Even so, she was grateful that, currently of this pandemic, the idea was realized by collaborating with other researchers from the UGM Faculty of Engineering. “I proposed making it to a group of engineering lecturers. I am grateful that it was welcomed and supported by Eka Firmansyah and her guidance students to realize the tools,” she explained.
She said the process of making this tool began in early April and finished within one month. The tool made in two sizes that can hold 3 or 9 masks at once. According to her, the selection of UV-C ultraviolet light waves used mature consideration.

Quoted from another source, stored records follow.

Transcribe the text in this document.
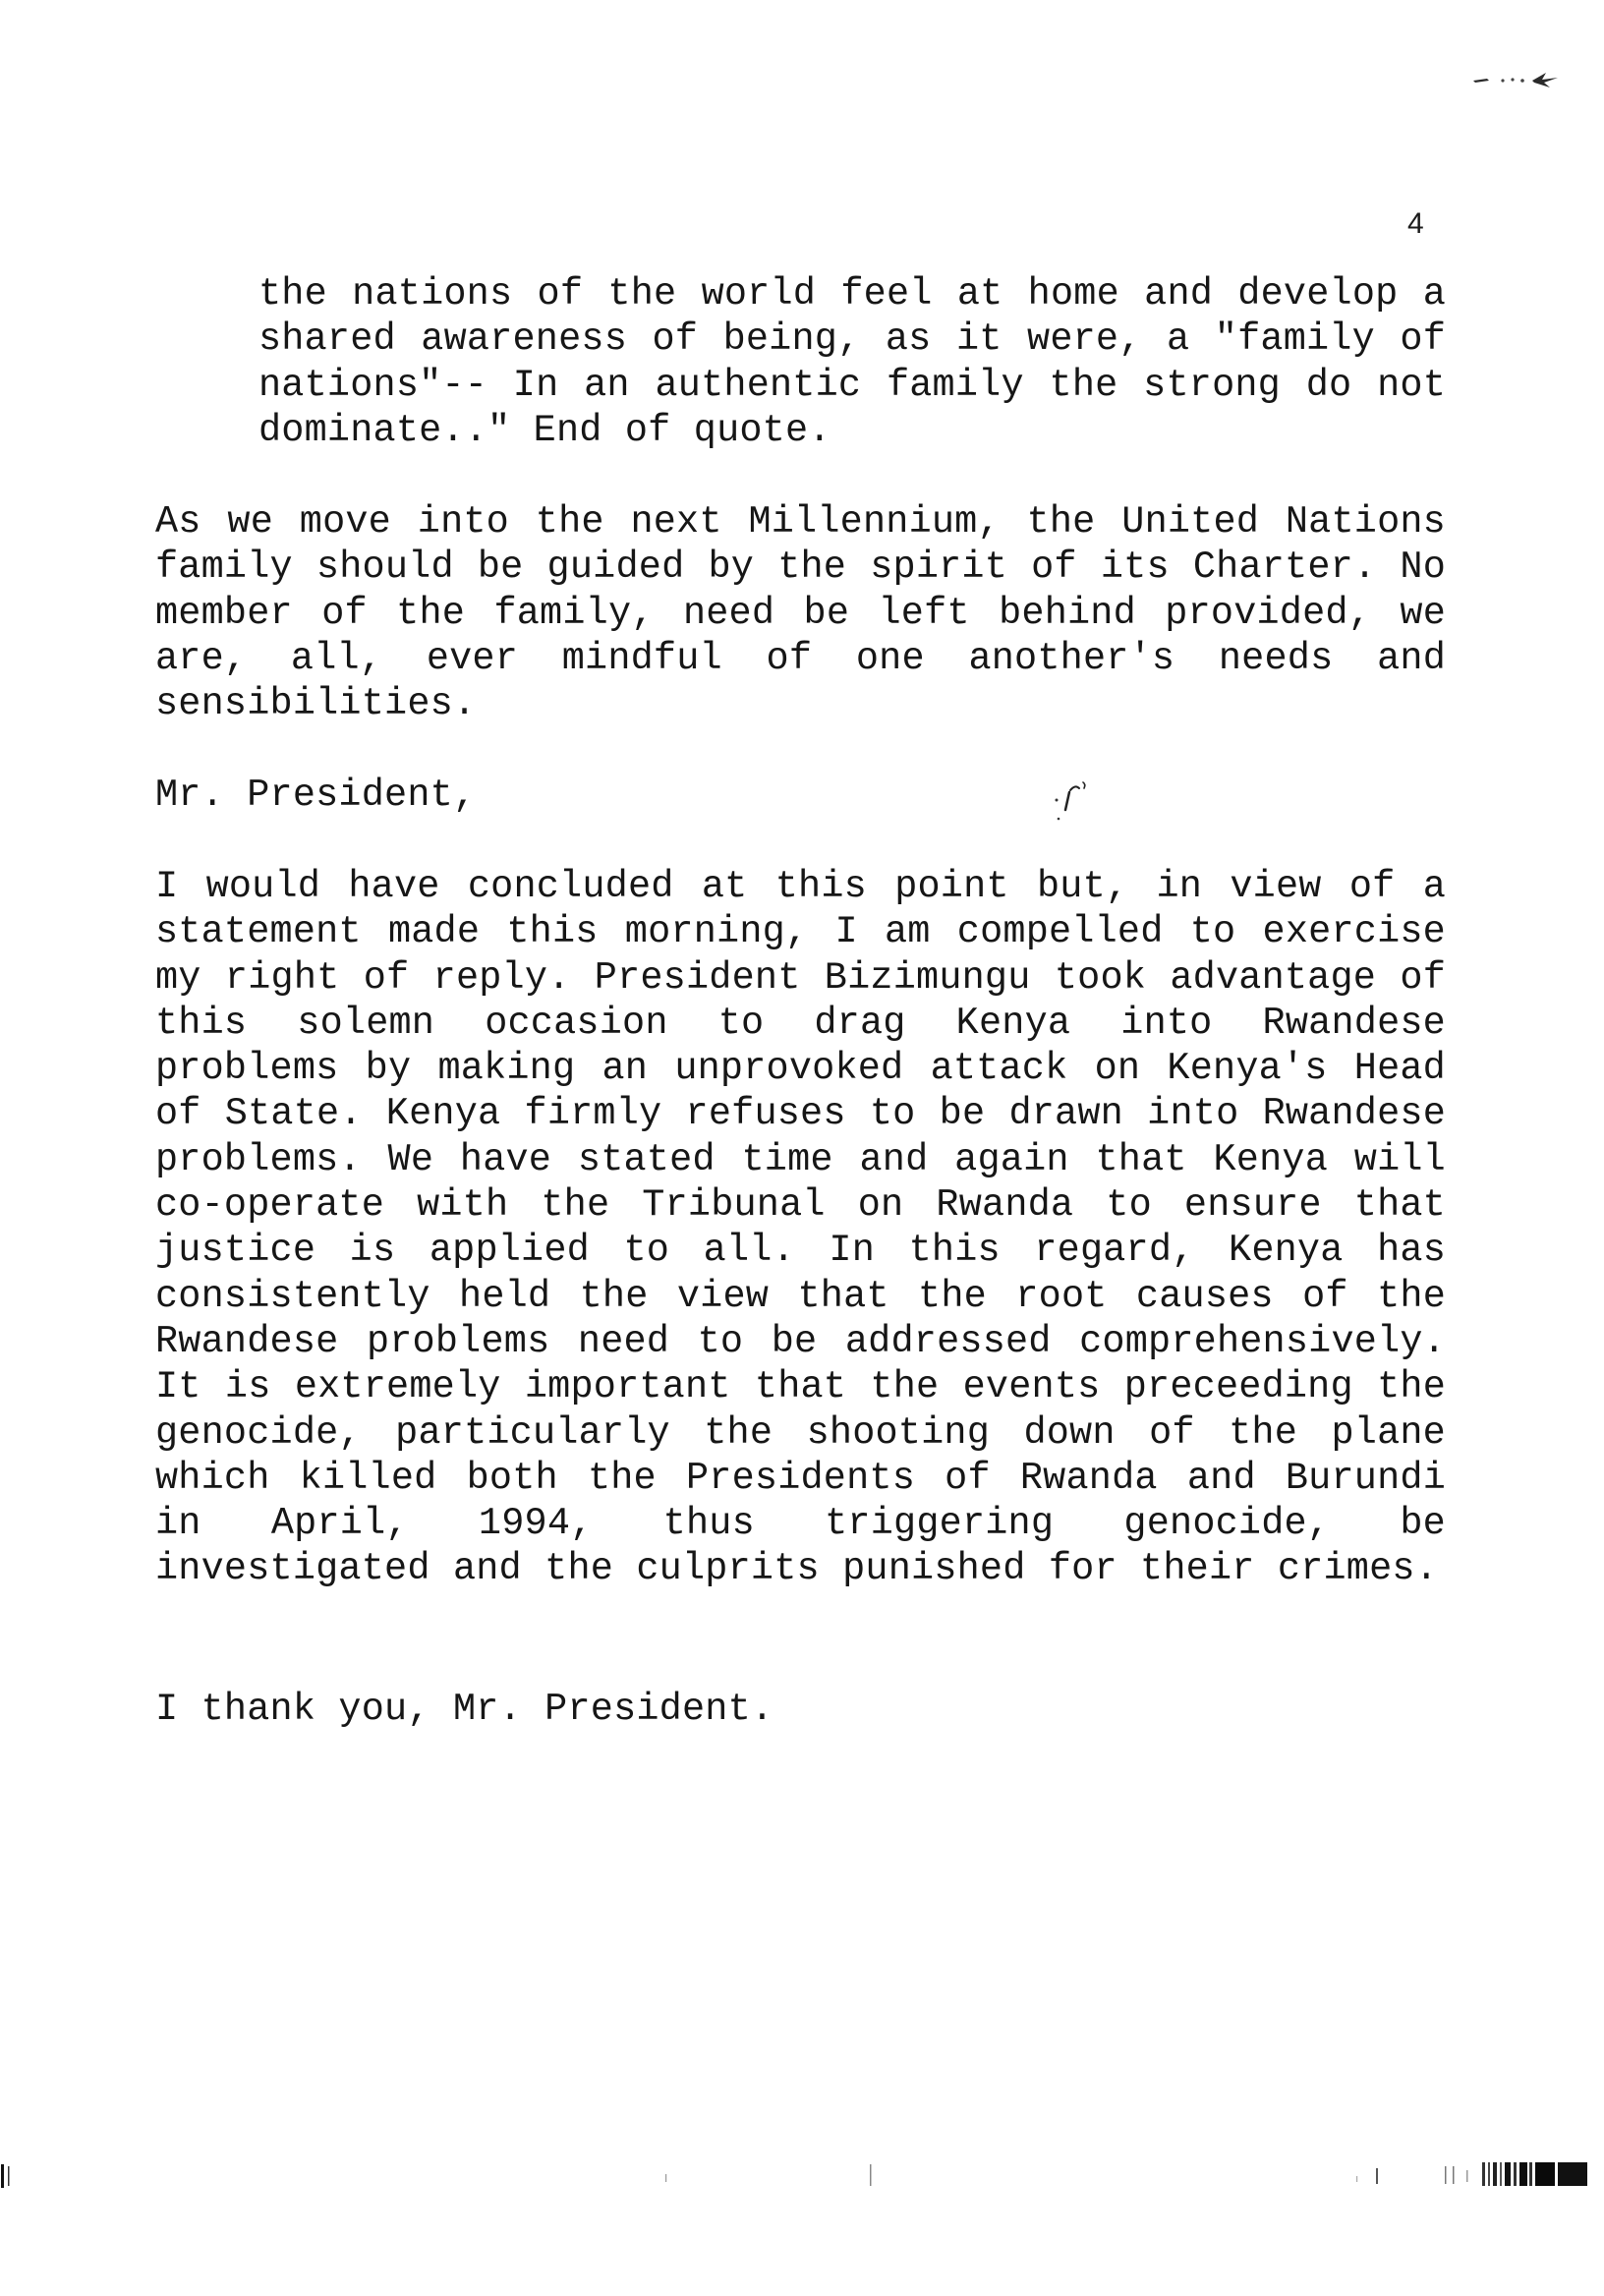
4

the nations of the world feel at home and develop a shared awareness of being, as it were, a "family of nations"-- In an authentic family the strong do not dominate.." End of quote.

As we move into the next Millennium, the United Nations family should be guided by the spirit of its Charter. No member of the family, need be left behind provided, we are, all, ever mindful of one another's needs and sensibilities.

Mr. President,

I would have concluded at this point but, in view of a statement made this morning, I am compelled to exercise my right of reply. President Bizimungu took advantage of this solemn occasion to drag Kenya into Rwandese problems by making an unprovoked attack on Kenya's Head of State. Kenya firmly refuses to be drawn into Rwandese problems. We have stated time and again that Kenya will co-operate with the Tribunal on Rwanda to ensure that justice is applied to all. In this regard, Kenya has consistently held the view that the root causes of the Rwandese problems need to be addressed comprehensively. It is extremely important that the events preceeding the genocide, particularly the shooting down of the plane which killed both the Presidents of Rwanda and Burundi in April, 1994, thus triggering genocide, be investigated and the culprits punished for their crimes.

I thank you, Mr. President.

Thus, it will not damage the quality of the mask when sterilized. “We use UV-C light waves with wavelengths between 250-270nm, proven to be able to directly damage the DNA and RNA of bacteria or viruses so that the effect is deadly bacteria and viruses themselves,” she said.
The mask sterilization process using UV-C ultraviolet light exposure only takes about five minutes to kill germs and viruses that stick. “For the box that we made with a sterilization time of 5 minutes, it has proven that there are no germs grow,” Trisasi explained.
She added, this sterilizer could not only be intended for masks, but could also be used in other medical devices such as scissors, scalpels, and gauze. “The effective duration of exposure has not been measured. However, the assumption with 5-10 minutes of exposure is deadly enough,” she said.
Trisasi said that this tool planned to be distributed first to several puskesmas and hospitals in Jogja, including the Microbiology Lab FKKMK, where the tool tested. The plan for this tool will continue to be developed so that it can be mass-produced. “Hopefully, it can be produced at a lower price as well so that it is affordable and can be available in all puskesmas and other health facilities in Indonesia,” she hoped.
While other research members Dr. Eka Firmansyah from the UGM Engineering Faculty, said that sterilization by using ultraviolet-C (UV-C) light is one of the usual methods for decontaminating bacteria or viruses. “Exposure to UV rays with the right dose, not excessive, can reduce the risk of damage to the N95 mask filter, so it is safer to use it repeatedly,” she said.
Eka said that he made two designs; the first type is the internal dimensions of 40 cm x 40 cm x 30 cm and the external dimensions of 40 cm x 40 cm x 40 cm. This dimension allows sterilization with a volume of 48 liters, which can sterilize 9 N95 masks. The second type with external dimensions of 35 cm x 15 cm x 15 cm and external dimensions 45 cm x 15 cm x 17 cm. This dimension has a sterilization booth with a capacity of 7.8 liters, which can sterilize 3 N95 masks.
Eka said the process of UV Box tool production is being carried out by the startup company MicroMachina which was founded by a group of UGM Engineering students. It is also supported by alumni of the Faculty of Medicine UGM in 1998 by donating several boxes to hospitals and puskesmas in need in Yogyakarta.